En plus de sa mission d’écoute, l’association gère un dispositif d’astreinte, 24 h/ 24, en relation avec les services de police et de gendarmerie. Objectif : mettre en sécurité une victime à tout moment. Une solution renforcée par l’État depuis le confinement avec l’ouverture le 27 mars dans la métropole de La Sentinelle, un centre d’hébergement confidentiel d’une soixantaine de places, géré par l’association Le Mas. « Aujourd’hui, nous pouvons proposer plus facilement aux femmes de partir de chez elles, souligne Élisabeth Liotard. Mais ce n’est pas pour cela qu’elles choisissent de le faire. Ce qui est important, c’est que l’on prend les femmes là où elles en sont dans leur cheminement.
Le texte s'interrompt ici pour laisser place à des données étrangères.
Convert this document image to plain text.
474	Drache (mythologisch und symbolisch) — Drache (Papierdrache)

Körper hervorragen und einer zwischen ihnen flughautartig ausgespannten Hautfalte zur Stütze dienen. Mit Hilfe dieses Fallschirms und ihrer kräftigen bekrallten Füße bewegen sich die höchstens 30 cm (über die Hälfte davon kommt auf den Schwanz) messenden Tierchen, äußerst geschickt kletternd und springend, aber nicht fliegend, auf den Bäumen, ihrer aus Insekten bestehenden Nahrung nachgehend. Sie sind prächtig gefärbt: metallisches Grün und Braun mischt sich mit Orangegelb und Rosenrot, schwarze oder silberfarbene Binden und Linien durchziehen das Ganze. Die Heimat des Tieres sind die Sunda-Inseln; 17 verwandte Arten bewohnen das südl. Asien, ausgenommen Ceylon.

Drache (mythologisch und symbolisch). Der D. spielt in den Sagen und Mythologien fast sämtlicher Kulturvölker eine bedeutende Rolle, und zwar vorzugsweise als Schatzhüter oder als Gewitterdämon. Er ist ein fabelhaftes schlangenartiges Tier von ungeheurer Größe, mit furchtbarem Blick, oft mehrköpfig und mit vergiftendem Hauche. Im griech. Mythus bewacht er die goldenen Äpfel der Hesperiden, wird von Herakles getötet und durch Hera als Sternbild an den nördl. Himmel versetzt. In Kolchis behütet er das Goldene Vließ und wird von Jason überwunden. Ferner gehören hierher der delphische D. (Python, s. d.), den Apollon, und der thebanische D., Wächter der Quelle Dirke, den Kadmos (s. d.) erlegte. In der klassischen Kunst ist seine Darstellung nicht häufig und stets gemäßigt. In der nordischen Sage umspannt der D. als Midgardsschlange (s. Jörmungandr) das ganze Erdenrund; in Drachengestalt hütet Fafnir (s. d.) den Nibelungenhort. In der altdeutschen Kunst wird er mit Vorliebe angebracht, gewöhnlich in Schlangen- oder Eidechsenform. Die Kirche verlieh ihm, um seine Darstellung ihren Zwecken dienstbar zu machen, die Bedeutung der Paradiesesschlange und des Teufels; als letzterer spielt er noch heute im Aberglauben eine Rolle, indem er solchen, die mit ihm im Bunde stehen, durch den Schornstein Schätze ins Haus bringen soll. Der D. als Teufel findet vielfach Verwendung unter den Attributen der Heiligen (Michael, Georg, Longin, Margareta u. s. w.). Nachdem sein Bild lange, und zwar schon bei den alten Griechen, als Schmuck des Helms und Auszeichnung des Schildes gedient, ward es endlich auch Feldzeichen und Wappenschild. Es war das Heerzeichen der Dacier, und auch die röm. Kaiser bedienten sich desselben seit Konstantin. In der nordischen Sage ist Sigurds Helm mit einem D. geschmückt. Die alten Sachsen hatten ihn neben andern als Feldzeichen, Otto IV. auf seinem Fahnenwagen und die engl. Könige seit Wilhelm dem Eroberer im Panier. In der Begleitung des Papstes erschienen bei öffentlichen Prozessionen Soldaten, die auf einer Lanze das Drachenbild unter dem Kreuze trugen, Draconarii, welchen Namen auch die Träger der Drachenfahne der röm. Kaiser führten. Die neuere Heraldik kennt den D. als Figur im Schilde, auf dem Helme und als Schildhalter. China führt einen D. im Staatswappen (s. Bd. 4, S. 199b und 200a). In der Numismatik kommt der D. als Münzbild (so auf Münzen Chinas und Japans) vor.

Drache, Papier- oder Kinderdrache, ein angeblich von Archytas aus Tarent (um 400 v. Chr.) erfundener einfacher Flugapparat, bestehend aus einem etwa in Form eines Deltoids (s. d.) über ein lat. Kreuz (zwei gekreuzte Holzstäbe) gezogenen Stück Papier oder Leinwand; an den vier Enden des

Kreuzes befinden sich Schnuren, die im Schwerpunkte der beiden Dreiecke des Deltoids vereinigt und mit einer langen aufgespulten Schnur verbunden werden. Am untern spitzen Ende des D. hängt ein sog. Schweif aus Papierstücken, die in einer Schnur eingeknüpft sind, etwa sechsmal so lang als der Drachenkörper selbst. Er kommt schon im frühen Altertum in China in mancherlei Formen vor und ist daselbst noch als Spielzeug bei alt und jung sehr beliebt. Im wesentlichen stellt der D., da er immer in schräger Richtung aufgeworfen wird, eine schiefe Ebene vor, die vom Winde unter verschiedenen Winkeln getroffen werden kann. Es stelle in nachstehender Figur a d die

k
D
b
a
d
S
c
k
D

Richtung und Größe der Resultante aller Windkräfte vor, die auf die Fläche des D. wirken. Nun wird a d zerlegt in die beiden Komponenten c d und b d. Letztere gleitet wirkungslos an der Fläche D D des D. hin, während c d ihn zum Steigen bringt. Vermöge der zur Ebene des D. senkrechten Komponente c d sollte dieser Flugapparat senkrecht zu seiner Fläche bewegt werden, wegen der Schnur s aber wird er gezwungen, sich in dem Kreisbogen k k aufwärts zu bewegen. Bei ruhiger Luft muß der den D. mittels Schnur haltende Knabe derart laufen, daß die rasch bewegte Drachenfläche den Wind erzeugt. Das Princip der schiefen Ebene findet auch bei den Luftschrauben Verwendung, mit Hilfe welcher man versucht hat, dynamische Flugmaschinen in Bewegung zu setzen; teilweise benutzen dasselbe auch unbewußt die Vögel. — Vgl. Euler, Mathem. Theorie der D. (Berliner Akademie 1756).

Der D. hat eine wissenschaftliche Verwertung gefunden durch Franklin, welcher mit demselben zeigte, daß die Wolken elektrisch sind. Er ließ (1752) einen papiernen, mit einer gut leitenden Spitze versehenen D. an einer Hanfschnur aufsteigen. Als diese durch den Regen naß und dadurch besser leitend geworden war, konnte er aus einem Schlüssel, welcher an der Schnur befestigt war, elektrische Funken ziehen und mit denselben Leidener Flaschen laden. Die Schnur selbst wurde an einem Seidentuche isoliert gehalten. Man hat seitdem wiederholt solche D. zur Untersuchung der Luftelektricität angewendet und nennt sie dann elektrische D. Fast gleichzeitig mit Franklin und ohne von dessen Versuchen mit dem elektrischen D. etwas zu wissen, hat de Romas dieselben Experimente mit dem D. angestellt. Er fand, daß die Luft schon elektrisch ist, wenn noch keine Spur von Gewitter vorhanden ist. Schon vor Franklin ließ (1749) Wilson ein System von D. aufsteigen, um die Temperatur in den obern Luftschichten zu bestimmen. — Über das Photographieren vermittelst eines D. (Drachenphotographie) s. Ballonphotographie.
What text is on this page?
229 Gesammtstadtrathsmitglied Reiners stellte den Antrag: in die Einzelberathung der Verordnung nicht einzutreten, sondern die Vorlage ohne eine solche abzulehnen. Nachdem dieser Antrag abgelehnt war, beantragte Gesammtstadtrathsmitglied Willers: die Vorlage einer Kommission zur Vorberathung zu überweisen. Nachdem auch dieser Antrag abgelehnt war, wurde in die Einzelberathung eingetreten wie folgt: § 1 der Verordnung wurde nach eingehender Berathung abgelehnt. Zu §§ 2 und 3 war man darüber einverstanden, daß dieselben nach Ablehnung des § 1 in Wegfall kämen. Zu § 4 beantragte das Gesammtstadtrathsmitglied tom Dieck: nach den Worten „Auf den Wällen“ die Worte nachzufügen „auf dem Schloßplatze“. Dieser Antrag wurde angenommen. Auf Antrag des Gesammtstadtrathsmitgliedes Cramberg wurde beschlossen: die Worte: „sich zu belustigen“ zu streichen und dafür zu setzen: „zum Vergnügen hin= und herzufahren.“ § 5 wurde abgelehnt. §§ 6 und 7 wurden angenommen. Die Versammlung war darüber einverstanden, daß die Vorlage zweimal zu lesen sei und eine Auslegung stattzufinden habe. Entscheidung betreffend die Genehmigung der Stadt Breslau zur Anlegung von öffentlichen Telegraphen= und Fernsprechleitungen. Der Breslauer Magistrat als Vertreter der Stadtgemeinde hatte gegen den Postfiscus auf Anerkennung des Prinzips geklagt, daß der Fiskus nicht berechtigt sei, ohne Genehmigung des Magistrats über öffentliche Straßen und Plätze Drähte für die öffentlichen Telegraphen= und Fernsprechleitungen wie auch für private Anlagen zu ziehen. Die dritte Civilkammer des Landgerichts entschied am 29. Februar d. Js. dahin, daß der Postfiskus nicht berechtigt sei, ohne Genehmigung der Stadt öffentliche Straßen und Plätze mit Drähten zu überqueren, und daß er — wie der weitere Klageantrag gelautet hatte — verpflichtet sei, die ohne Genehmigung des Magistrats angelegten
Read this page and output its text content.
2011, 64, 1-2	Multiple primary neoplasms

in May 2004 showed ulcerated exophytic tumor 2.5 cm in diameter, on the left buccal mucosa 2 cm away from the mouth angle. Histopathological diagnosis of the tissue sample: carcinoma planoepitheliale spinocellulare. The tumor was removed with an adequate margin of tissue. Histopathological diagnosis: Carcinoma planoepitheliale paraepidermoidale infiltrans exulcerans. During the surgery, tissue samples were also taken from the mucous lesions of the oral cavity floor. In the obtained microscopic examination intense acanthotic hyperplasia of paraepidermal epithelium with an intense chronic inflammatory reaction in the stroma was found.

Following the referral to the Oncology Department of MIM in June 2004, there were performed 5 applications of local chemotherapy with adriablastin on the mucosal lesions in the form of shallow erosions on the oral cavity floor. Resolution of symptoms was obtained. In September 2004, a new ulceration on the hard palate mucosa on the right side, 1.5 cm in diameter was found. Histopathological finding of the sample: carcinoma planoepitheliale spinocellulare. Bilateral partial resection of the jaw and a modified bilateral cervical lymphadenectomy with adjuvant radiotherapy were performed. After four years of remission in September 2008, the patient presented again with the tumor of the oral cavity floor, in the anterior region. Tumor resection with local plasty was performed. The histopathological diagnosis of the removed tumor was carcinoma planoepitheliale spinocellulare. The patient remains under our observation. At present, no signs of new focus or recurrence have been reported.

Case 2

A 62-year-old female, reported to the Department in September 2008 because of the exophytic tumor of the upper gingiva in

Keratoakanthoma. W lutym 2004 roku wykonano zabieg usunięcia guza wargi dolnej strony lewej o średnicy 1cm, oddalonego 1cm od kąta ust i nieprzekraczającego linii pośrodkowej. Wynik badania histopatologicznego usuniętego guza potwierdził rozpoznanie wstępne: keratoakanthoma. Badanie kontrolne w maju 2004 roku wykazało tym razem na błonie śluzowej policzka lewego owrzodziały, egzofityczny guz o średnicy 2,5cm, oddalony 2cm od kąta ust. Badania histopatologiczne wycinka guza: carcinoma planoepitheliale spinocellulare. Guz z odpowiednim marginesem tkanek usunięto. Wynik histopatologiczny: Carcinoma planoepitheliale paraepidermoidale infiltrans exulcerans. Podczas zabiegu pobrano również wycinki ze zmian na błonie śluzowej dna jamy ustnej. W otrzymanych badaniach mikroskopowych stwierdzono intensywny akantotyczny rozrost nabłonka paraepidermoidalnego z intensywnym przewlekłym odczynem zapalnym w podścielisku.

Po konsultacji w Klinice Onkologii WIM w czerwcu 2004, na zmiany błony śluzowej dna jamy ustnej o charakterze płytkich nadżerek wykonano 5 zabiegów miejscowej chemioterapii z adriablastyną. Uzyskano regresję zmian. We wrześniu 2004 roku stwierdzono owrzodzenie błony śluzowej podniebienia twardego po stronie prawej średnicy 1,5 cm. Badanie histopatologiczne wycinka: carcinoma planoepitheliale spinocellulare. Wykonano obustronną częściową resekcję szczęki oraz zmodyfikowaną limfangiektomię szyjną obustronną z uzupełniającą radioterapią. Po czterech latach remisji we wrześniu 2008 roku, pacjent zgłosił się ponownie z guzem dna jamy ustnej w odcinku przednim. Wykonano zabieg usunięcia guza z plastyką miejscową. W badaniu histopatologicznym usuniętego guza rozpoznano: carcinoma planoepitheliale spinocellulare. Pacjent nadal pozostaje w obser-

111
Même si l’on a beaucoup d’inquiétude pour elles, on va les écouter, les accompagner, mais si elles ne sont pas prêtes à partir, on ne va pas les pousser. Il ne faut pas oublier que c’est une problématique de cycle de la violence, d’emprise et d’histoire amoureuse. »
Membre de la fédération Solidarité Femmes, l’association Viffil s’attend surtout à une surcharge de travail à l’issue du confinement, en estimant que davantage de victimes franchiront le pas pour sortir du silence.